Il Napoli Racing Show non si presenterà soltanto come un appuntamento dedicato ai motori. L’edizione in programma ospiterà infatti la rassegna e il concorso “Vini e Olii della Magna Grecia”, un progetto che ambisce a diventare il punto di riferimento del settore enologico nel Mezzogiorno. L’iniziativa, pensata per valorizzare il patrimonio agricolo e produttivo del Sud Italia, si inserirà nel cuore del villaggio del Racing Show con un format capace di unire qualità, promozione territoriale e visione internazionale.
L’inaugurazione e le etichette protagoniste
La rassegna prenderà il via sabato 6 dicembre alle ore 15.00, ospitando le migliori produzioni provenienti dalle regioni che componevano l’antica Magna Grecia. In degustazione ci saranno decine di etichette: bianchi, rossi, rosati e bollicine che rappresenteranno la varietà e la ricchezza del panorama vitivinicolo meridionale. Una giuria specializzata assegnerà i riconoscimenti alle eccellenze di ciascuna categoria, con l’obiettivo di consolidare la credibilità del Sud in un comparto sempre più competitivo.
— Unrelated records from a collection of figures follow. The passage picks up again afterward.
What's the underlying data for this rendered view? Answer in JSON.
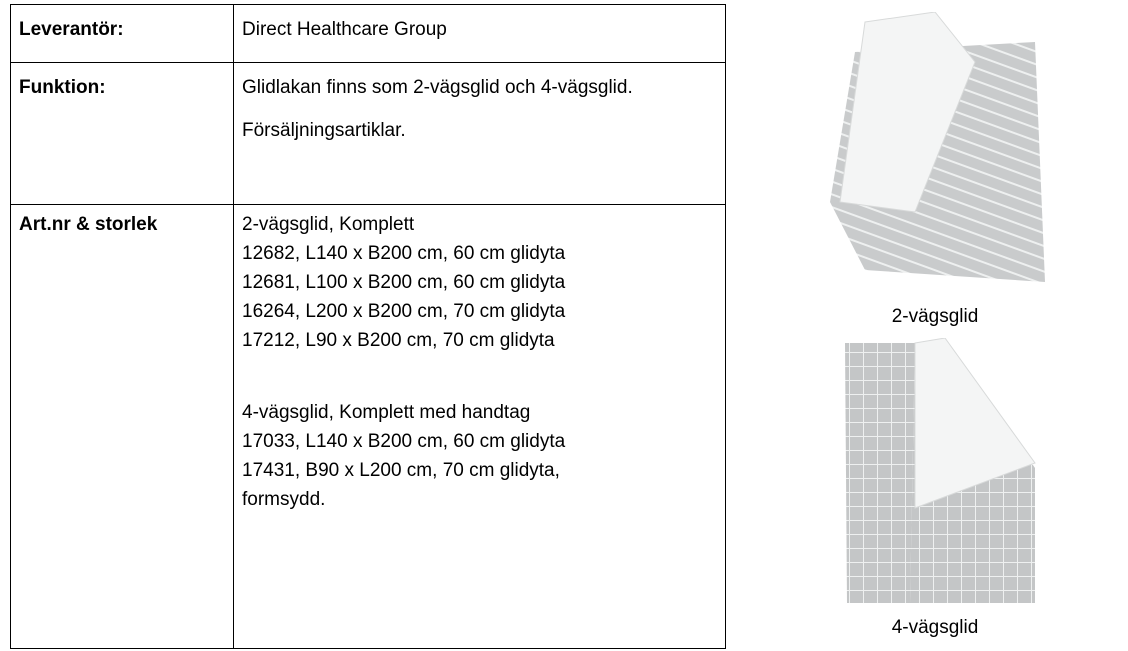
{
  "table": {
    "rows": [
      {
        "label": "Leverantör:",
        "paragraphs": [
          "Direct Healthcare Group"
        ]
      },
      {
        "label": "Funktion:",
        "paragraphs": [
          "Glidlakan finns som 2-vägsglid och 4-vägsglid.",
          "Försäljningsartiklar."
        ]
      },
      {
        "label": "Art.nr & storlek",
        "groups": [
          [
            "2-vägsglid, Komplett",
            "12682, L140 x B200 cm, 60 cm glidyta",
            "12681, L100 x B200 cm, 60 cm glidyta",
            "16264, L200 x B200 cm, 70 cm glidyta",
            "17212, L90 x B200 cm, 70 cm glidyta"
          ],
          [
            "4-vägsglid, Komplett med handtag",
            "17033, L140 x B200 cm, 60 cm glidyta",
            "17431, B90 x L200 cm, 70 cm glidyta,",
            "formsydd."
          ]
        ]
      }
    ]
  },
  "figures": [
    {
      "caption": "2-vägsglid"
    },
    {
      "caption": "4-vägsglid"
    }
  ]
}
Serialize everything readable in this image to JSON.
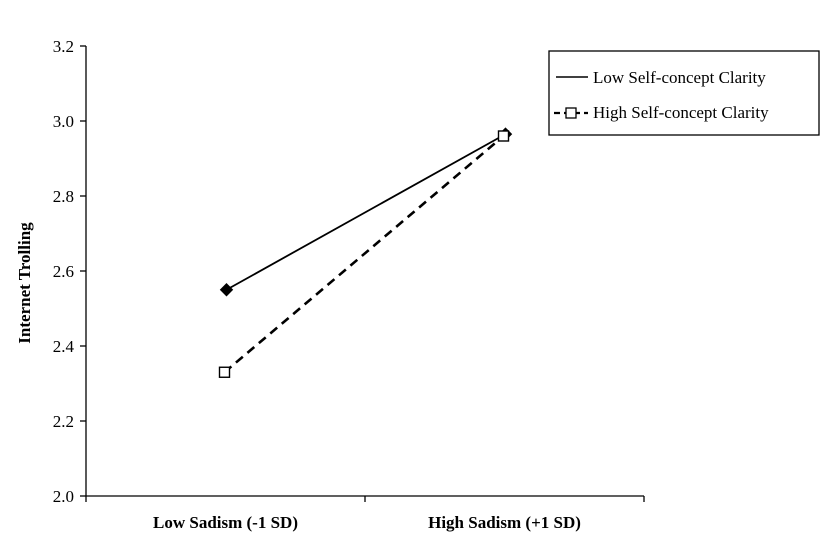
{
  "chart_data": {
    "type": "line",
    "title": "",
    "xlabel": "",
    "ylabel": "Internet Trolling",
    "categories": [
      "Low Sadism (-1 SD)",
      "High Sadism (+1 SD)"
    ],
    "ylim": [
      2.0,
      3.2
    ],
    "yticks": [
      "2.0",
      "2.2",
      "2.4",
      "2.6",
      "2.8",
      "3.0",
      "3.2"
    ],
    "grid": false,
    "legend_position": "top-right",
    "series": [
      {
        "name": "Low Self-concept Clarity",
        "values": [
          2.55,
          2.965
        ],
        "line": "solid",
        "marker": "filled-diamond",
        "color": "#000000"
      },
      {
        "name": "High Self-concept Clarity",
        "values": [
          2.33,
          2.96
        ],
        "line": "dashed",
        "marker": "open-square",
        "color": "#000000"
      }
    ]
  }
}
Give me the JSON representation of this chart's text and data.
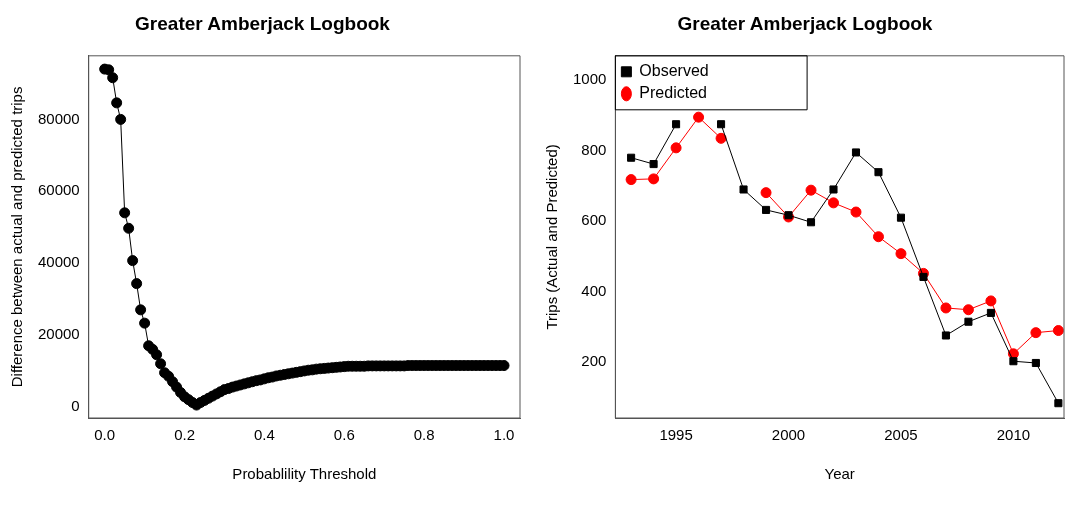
{
  "chart_data": [
    {
      "type": "line",
      "title": "Greater Amberjack Logbook",
      "xlabel": "Probablility Threshold",
      "ylabel": "Difference between actual and predicted trips",
      "marker": "circle",
      "grid": false,
      "legend": false,
      "xlim": [
        -0.04,
        1.04
      ],
      "ylim": [
        -3100,
        97700
      ],
      "xticks": [
        {
          "value": 0,
          "label": "0.0"
        },
        0.2,
        0.4,
        0.6,
        0.8,
        {
          "value": 1,
          "label": "1.0"
        }
      ],
      "yticks": [
        0,
        20000,
        40000,
        60000,
        80000
      ],
      "series": [
        {
          "color": "#000000",
          "x": [
            0,
            0.01,
            0.02,
            0.03,
            0.04,
            0.05,
            0.06,
            0.07,
            0.08,
            0.09,
            0.1,
            0.11,
            0.12,
            0.13,
            0.14,
            0.15,
            0.16,
            0.17,
            0.18,
            0.19,
            0.2,
            0.21,
            0.22,
            0.23,
            0.24,
            0.25,
            0.26,
            0.27,
            0.28,
            0.29,
            0.3,
            0.31,
            0.32,
            0.33,
            0.34,
            0.35,
            0.36,
            0.37,
            0.38,
            0.39,
            0.4,
            0.41,
            0.42,
            0.43,
            0.44,
            0.45,
            0.46,
            0.47,
            0.48,
            0.49,
            0.5,
            0.51,
            0.52,
            0.53,
            0.54,
            0.55,
            0.56,
            0.57,
            0.58,
            0.59,
            0.6,
            0.61,
            0.62,
            0.63,
            0.64,
            0.65,
            0.66,
            0.67,
            0.68,
            0.69,
            0.7,
            0.71,
            0.72,
            0.73,
            0.74,
            0.75,
            0.76,
            0.77,
            0.78,
            0.79,
            0.8,
            0.81,
            0.82,
            0.83,
            0.84,
            0.85,
            0.86,
            0.87,
            0.88,
            0.89,
            0.9,
            0.91,
            0.92,
            0.93,
            0.94,
            0.95,
            0.96,
            0.97,
            0.98,
            0.99,
            1
          ],
          "values": [
            94000,
            93800,
            91600,
            84600,
            80000,
            54000,
            49700,
            40700,
            34300,
            27000,
            23300,
            17000,
            16000,
            14500,
            12000,
            9500,
            8500,
            7000,
            5500,
            4000,
            2800,
            2000,
            1200,
            500,
            1200,
            1800,
            2400,
            3000,
            3600,
            4200,
            4800,
            5100,
            5500,
            5800,
            6100,
            6400,
            6700,
            7000,
            7300,
            7500,
            7800,
            8100,
            8300,
            8600,
            8800,
            9000,
            9200,
            9400,
            9600,
            9800,
            10000,
            10200,
            10300,
            10500,
            10600,
            10700,
            10800,
            10900,
            11000,
            11100,
            11200,
            11300,
            11300,
            11300,
            11300,
            11300,
            11400,
            11400,
            11400,
            11400,
            11400,
            11400,
            11400,
            11400,
            11400,
            11400,
            11500,
            11500,
            11500,
            11500,
            11500,
            11500,
            11500,
            11500,
            11500,
            11500,
            11500,
            11500,
            11500,
            11500,
            11500,
            11500,
            11500,
            11500,
            11500,
            11500,
            11500,
            11500,
            11500,
            11500,
            11500
          ]
        }
      ]
    },
    {
      "type": "line",
      "title": "Greater Amberjack Logbook",
      "xlabel": "Year",
      "ylabel": "Trips (Actual and Predicted)",
      "grid": false,
      "legend": "top left",
      "xlim": [
        1992.3,
        2012.25
      ],
      "ylim": [
        42,
        1069
      ],
      "xticks": [
        1995,
        2000,
        2005,
        2010
      ],
      "yticks": [
        200,
        400,
        600,
        800,
        1000
      ],
      "x": [
        1993,
        1994,
        1995,
        1996,
        1997,
        1998,
        1999,
        2000,
        2001,
        2002,
        2003,
        2004,
        2005,
        2006,
        2007,
        2008,
        2009,
        2010,
        2011,
        2012
      ],
      "series": [
        {
          "name": "Observed",
          "color": "#000000",
          "marker": "square",
          "values": [
            780,
            762,
            875,
            null,
            875,
            690,
            632,
            617,
            597,
            690,
            795,
            739,
            610,
            442,
            276,
            315,
            340,
            203,
            198,
            84
          ]
        },
        {
          "name": "Predicted",
          "color": "#ff0000",
          "marker": "circle",
          "values": [
            718,
            720,
            808,
            895,
            835,
            null,
            681,
            612,
            688,
            652,
            626,
            556,
            508,
            452,
            354,
            349,
            374,
            224,
            284,
            290
          ]
        }
      ]
    }
  ]
}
La presenza della Regione Campania e il focus sull’agroalimentare
All’interno della rassegna troverà spazio anche la Regione Campania, presente grazie alla collaborazione con Sviluppo Campania e con il supporto del PN FEAMPA 21-27 (Programma Nazionale del Fondo Europeo per gli Affari Marittimi, la Pesca e l’Acquacoltura). L’area espositiva permetterà di promuovere non soltanto le produzioni vitivinicole, ma anche i prodotti dell’universo agroalimentare e ittico. Le aziende Forfish, Antica Marineria Famiglia Gallo, Unifrigo Gadus, Maressata e Iasa offriranno un approfondimento dedicato alle eccellenze del mare campano, ampliando così il respiro della manifestazione.
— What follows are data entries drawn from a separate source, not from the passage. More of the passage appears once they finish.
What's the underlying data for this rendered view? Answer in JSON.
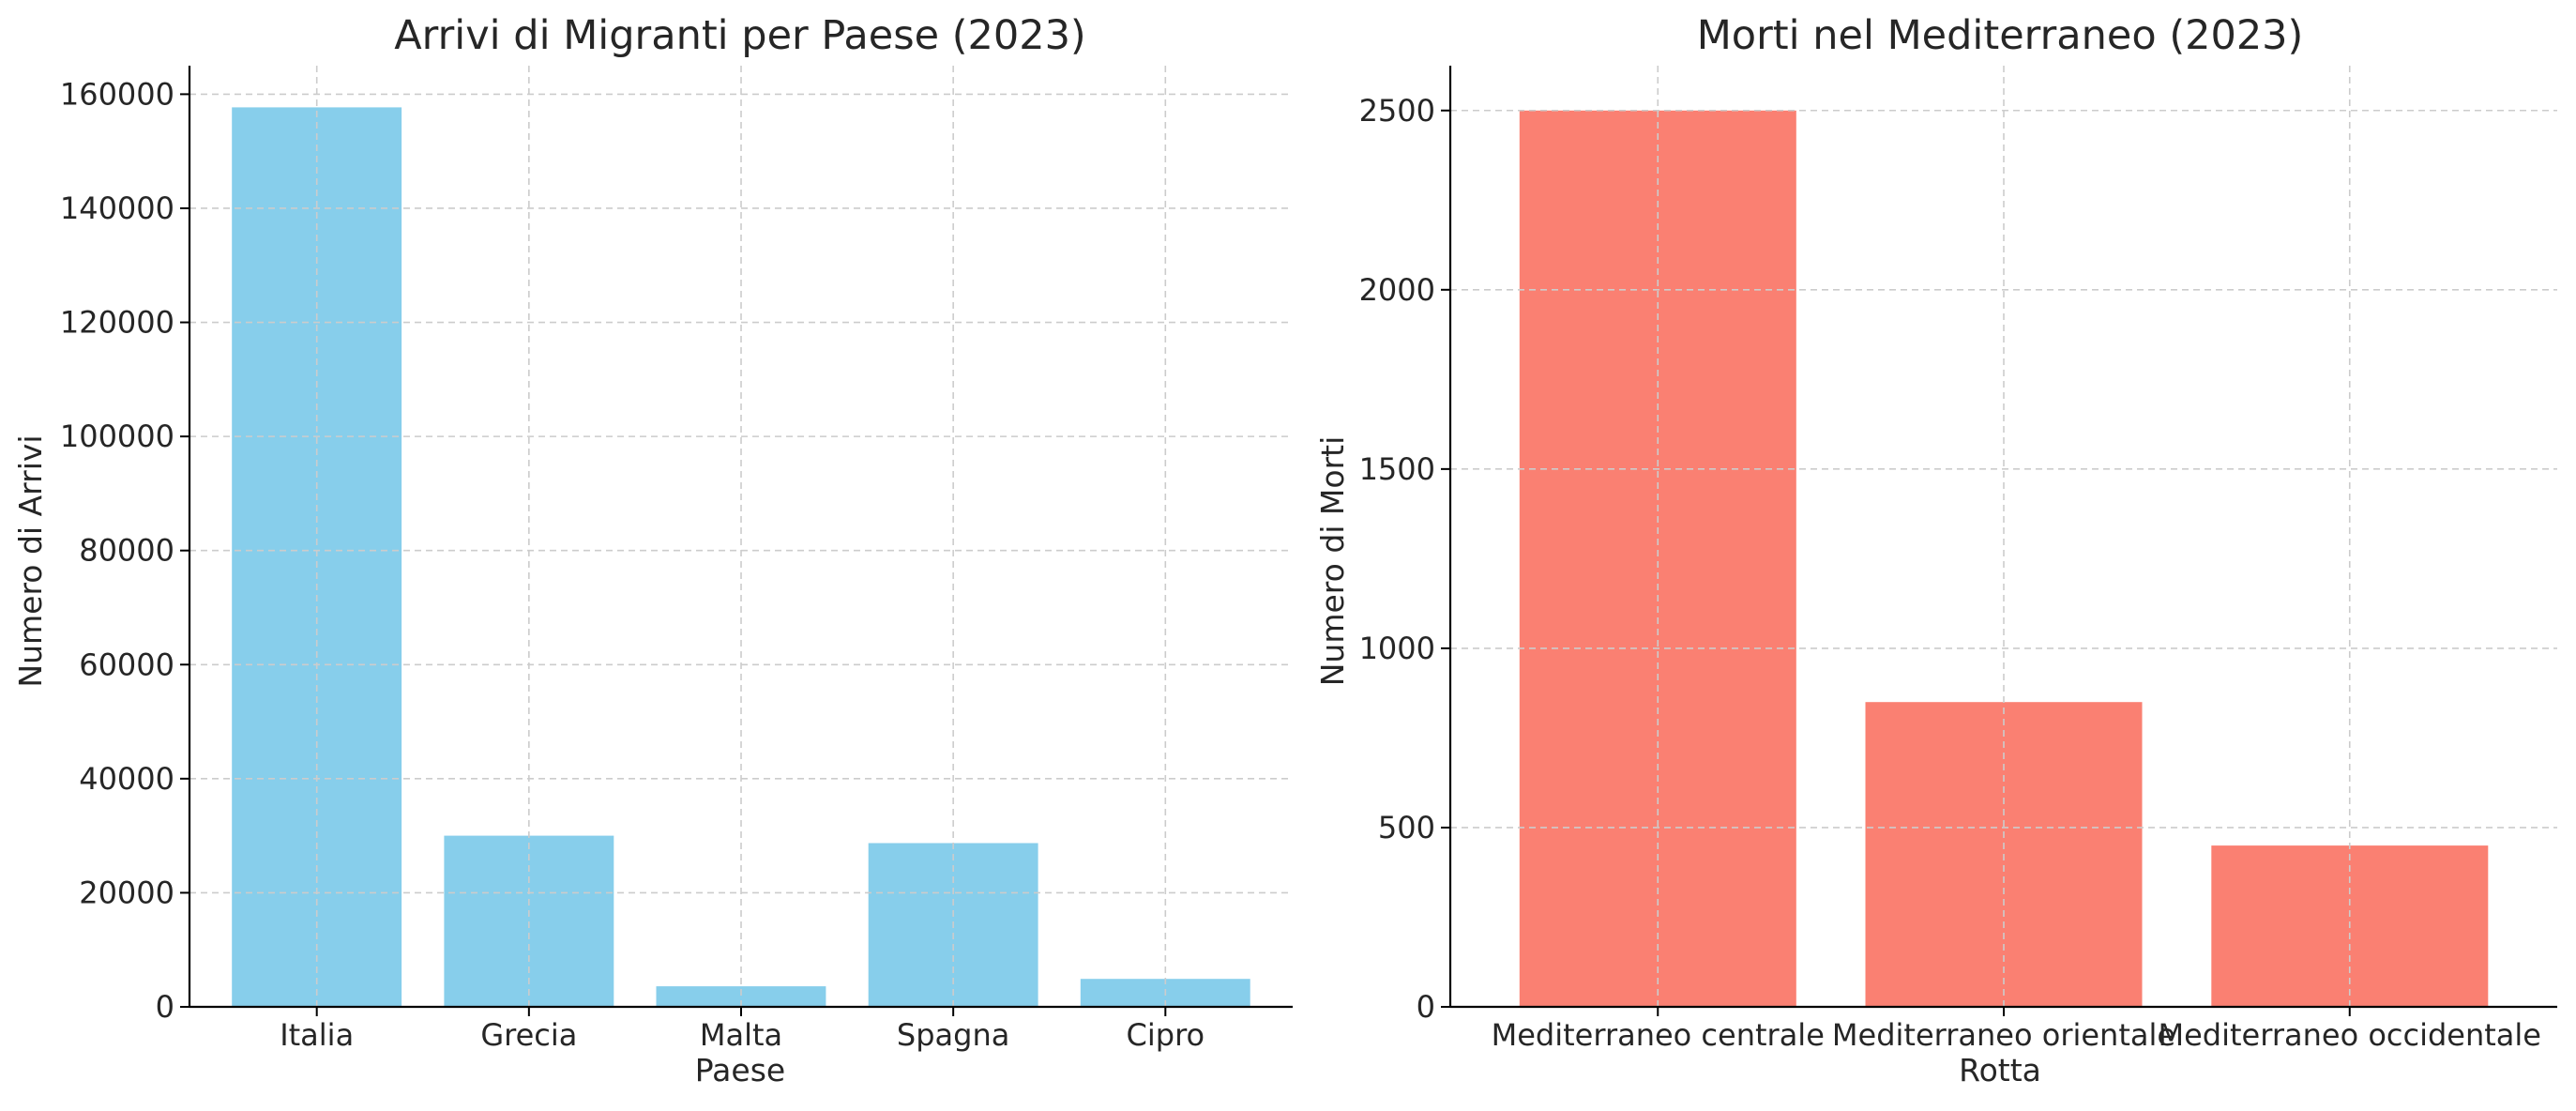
{
  "chart_data": [
    {
      "type": "bar",
      "title": "Arrivi di Migranti per Paese (2023)",
      "xlabel": "Paese",
      "ylabel": "Numero di Arrivi",
      "categories": [
        "Italia",
        "Grecia",
        "Malta",
        "Spagna",
        "Cipro"
      ],
      "values": [
        157700,
        30000,
        3600,
        28700,
        4900
      ],
      "ylim": [
        0,
        165000
      ],
      "yticks": [
        0,
        20000,
        40000,
        60000,
        80000,
        100000,
        120000,
        140000,
        160000
      ],
      "color": "#87CEEB",
      "grid": true
    },
    {
      "type": "bar",
      "title": "Morti nel Mediterraneo (2023)",
      "xlabel": "Rotta",
      "ylabel": "Numero di Morti",
      "categories": [
        "Mediterraneo centrale",
        "Mediterraneo orientale",
        "Mediterraneo occidentale"
      ],
      "values": [
        2500,
        850,
        450
      ],
      "ylim": [
        0,
        2625
      ],
      "yticks": [
        0,
        500,
        1000,
        1500,
        2000,
        2500
      ],
      "color": "#FA8072",
      "grid": true
    }
  ]
}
Rivellini: “Riportiamo al Sud una rassegna internazionale”
Il presidente del Napoli Racing Show, Enzo Rivellini, ha spiegato lo spirito dell’iniziativa: “Al Sud manca da troppo tempo una grande rassegna dedicata ai vini, un evento capace di rappresentare davvero il nostro territorio come fa il Vinitaly per il Nord”. Rivellini ha sottolineato come le produzioni meridionali non abbiano nulla da invidiare ai grandi mercati internazionali: “Siamo esportatori in tutto il mondo e produttori di qualità uniche, basti pensare al Taurasi, al Biancolella, al Syrah, al Negroamaro e a tante altre eccellenze che rendono il Sud una terra straordinaria”.
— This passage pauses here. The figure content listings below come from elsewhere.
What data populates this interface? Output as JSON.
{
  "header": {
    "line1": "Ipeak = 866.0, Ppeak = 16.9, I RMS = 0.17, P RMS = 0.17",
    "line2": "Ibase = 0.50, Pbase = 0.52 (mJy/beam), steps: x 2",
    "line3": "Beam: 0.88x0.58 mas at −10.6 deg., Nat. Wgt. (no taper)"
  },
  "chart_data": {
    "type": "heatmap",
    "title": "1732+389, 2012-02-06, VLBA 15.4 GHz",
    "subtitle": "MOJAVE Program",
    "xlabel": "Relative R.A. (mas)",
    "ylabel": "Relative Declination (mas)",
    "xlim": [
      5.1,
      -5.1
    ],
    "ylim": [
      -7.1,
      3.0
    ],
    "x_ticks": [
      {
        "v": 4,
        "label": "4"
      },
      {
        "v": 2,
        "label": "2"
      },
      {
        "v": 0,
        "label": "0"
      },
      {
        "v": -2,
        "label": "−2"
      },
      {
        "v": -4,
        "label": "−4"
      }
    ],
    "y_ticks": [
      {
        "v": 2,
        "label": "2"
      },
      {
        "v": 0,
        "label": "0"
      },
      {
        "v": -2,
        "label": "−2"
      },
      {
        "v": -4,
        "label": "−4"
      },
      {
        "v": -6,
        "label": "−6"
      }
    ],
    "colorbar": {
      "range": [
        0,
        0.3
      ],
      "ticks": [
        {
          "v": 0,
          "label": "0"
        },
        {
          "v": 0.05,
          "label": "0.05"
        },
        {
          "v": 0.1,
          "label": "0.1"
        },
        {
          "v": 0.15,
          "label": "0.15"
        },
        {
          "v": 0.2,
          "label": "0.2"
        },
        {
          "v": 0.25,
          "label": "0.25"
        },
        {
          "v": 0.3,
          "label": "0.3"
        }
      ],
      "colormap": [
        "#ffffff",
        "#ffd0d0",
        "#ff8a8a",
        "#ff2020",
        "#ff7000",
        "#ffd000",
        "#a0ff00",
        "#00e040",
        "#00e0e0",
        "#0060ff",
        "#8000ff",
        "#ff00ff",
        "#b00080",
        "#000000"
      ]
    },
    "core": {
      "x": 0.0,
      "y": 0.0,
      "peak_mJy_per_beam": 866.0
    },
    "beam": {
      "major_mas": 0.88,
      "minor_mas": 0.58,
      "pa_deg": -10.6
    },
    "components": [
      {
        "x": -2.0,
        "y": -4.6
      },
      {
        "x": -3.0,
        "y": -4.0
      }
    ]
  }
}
Il progetto punta a trasformare Napoli in un polo di attrazione per investitori, buyer e appassionati: “Riteniamo che sia arrivato il momento di dare risalto alle nostre produzioni e alle nostre aziende, portando nella capitale del Mediterraneo una rassegna capace di attirare pubblico da ogni parte del mondo. Questo è solo il primo passo, ma la risposta dei produttori e il grande interesse registrato fin dai primi giorni ci fanno guardare con fiducia al futuro”.